AMD64 Architecture Programmer's Manual V1-5: https://www.amd.com/system/files/TechDocs/40332.pdf

Also, you had posted something from linked In that indicated future GMI links had been modeled up to 64Gbps. The image you posted indicates that GMI will be pegged at a max 36Gbps, including TSMC 3 based CPUs. Curious.

DisEnchantment · Jan 24, 2022

Ajay said:
AMD64 Architecture Programmer's Manual V1-5: https://www.amd.com/system/files/TechDocs/40332.pdf

I wanna see it from the Zen4 leaked manual

Ajay said:
Also, you had posted something from linked In that indicated future GMI links had been modeled up to 64Gbps.

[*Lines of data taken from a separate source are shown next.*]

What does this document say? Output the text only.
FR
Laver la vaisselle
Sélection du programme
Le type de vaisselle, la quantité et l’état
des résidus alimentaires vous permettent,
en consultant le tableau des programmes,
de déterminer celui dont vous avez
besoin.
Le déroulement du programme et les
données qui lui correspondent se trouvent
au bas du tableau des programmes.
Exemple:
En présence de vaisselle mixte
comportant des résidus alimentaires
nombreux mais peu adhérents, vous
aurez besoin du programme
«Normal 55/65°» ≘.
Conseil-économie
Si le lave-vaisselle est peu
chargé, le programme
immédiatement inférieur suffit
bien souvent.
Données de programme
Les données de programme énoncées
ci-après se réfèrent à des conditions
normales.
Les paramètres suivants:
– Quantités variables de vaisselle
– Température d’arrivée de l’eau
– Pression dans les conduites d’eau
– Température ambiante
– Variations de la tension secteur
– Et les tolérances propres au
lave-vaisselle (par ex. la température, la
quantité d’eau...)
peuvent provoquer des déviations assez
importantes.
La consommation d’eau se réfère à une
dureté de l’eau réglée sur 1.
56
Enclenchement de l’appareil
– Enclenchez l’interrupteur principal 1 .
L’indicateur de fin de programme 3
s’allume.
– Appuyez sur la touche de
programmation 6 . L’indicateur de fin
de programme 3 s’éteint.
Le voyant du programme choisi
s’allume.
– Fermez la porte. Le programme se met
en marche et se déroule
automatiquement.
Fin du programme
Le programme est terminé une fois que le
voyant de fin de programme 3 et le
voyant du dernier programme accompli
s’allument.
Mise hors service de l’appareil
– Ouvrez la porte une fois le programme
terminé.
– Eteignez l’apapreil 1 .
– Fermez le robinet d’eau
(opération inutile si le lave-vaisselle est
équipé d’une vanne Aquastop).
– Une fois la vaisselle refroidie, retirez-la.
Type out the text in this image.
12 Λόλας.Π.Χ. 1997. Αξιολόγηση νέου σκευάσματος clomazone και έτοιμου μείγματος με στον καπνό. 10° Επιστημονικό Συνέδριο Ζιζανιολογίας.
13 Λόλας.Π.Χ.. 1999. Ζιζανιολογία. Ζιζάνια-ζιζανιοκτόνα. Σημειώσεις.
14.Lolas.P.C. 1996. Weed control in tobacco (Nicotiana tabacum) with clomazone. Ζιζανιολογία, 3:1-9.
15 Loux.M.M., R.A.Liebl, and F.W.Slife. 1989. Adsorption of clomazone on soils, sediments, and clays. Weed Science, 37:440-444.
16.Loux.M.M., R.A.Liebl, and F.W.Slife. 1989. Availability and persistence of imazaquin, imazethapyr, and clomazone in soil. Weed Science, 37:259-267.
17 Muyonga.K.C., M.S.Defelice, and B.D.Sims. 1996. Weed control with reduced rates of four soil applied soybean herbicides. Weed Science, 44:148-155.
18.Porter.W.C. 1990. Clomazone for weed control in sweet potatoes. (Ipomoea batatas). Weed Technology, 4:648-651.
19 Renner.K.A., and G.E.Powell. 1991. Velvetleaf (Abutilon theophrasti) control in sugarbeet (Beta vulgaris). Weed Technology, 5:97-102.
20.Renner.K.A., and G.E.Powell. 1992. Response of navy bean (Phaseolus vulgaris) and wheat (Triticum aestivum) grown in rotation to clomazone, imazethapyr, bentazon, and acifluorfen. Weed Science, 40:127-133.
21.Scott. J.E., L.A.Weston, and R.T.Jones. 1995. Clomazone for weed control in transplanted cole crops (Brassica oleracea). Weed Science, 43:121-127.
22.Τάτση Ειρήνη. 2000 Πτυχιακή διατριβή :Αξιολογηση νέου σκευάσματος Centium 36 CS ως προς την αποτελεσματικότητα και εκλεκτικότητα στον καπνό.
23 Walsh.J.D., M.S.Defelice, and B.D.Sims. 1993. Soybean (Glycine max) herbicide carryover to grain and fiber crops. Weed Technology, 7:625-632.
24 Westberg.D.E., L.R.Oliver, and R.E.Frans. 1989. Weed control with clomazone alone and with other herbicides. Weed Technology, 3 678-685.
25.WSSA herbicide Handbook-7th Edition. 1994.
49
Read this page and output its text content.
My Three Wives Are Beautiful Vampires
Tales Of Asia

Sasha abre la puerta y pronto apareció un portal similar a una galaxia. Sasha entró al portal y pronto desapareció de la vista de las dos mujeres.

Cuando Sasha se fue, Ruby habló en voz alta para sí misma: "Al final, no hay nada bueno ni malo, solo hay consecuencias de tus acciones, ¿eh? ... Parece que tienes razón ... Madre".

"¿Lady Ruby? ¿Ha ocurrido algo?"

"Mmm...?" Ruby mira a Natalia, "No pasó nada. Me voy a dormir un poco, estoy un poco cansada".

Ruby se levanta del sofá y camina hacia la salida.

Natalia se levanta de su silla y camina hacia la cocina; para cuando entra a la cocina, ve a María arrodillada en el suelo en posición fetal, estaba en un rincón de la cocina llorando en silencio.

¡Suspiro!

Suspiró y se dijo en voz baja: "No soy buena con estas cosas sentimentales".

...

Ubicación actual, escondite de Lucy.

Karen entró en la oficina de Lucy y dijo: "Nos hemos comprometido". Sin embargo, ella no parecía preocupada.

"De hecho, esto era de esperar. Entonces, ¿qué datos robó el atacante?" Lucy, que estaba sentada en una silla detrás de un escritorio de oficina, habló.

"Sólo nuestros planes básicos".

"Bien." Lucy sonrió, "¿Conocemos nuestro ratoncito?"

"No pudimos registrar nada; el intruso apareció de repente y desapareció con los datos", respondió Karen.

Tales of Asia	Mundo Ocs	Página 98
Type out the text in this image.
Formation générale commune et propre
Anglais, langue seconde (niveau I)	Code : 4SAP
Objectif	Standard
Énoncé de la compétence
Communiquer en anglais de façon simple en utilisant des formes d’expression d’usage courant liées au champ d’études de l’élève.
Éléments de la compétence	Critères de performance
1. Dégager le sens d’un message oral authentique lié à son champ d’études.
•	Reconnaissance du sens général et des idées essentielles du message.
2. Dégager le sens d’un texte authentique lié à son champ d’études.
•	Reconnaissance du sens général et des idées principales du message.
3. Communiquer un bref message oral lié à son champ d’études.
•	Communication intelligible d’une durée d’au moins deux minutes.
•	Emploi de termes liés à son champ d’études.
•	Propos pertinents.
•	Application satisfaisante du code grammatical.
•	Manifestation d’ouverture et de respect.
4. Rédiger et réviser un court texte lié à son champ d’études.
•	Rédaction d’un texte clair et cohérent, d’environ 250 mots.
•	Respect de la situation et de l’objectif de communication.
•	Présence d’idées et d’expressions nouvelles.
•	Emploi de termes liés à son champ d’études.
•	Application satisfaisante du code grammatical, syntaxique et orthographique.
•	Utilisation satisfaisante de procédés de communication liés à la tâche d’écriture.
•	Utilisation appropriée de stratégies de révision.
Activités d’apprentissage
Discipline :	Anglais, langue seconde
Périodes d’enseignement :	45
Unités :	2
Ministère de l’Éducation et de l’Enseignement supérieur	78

The image you posted indicates that GMI will be pegged at a max 36Gbps, including TSMC 3 based CPUs. Curious.

Indeed it was, but I think they are developing back to back 3nm and 5nm tech. And both the characters mentioned the same.
I believe GMI3 should be be around 32-36 Gbps, assuming 10bits/Transfer, FCLK 3200-3600MHz. Nice 1:1 FCLK ratio with DDR5-6400+
Not a radical change from Zen2/GMI2.

64 Gbps transfer rate sound like a huge jump which a Zen3 derived core might not be able to make use of.
Whole thing makes Greymon55's rumor of Zen5 3nm a bit more believeable.

Ajay · Jan 24, 2022

DisEnchantment said:
I wanna see it from the Zen4 leaked manual

Oh, Duh!

64 Gbps transfer rate sound like a huge jump which a Zen3 derived core might not be able to make use of.
Whole thing makes Greymon55's rumor of Zen5 3nm a bit more believable.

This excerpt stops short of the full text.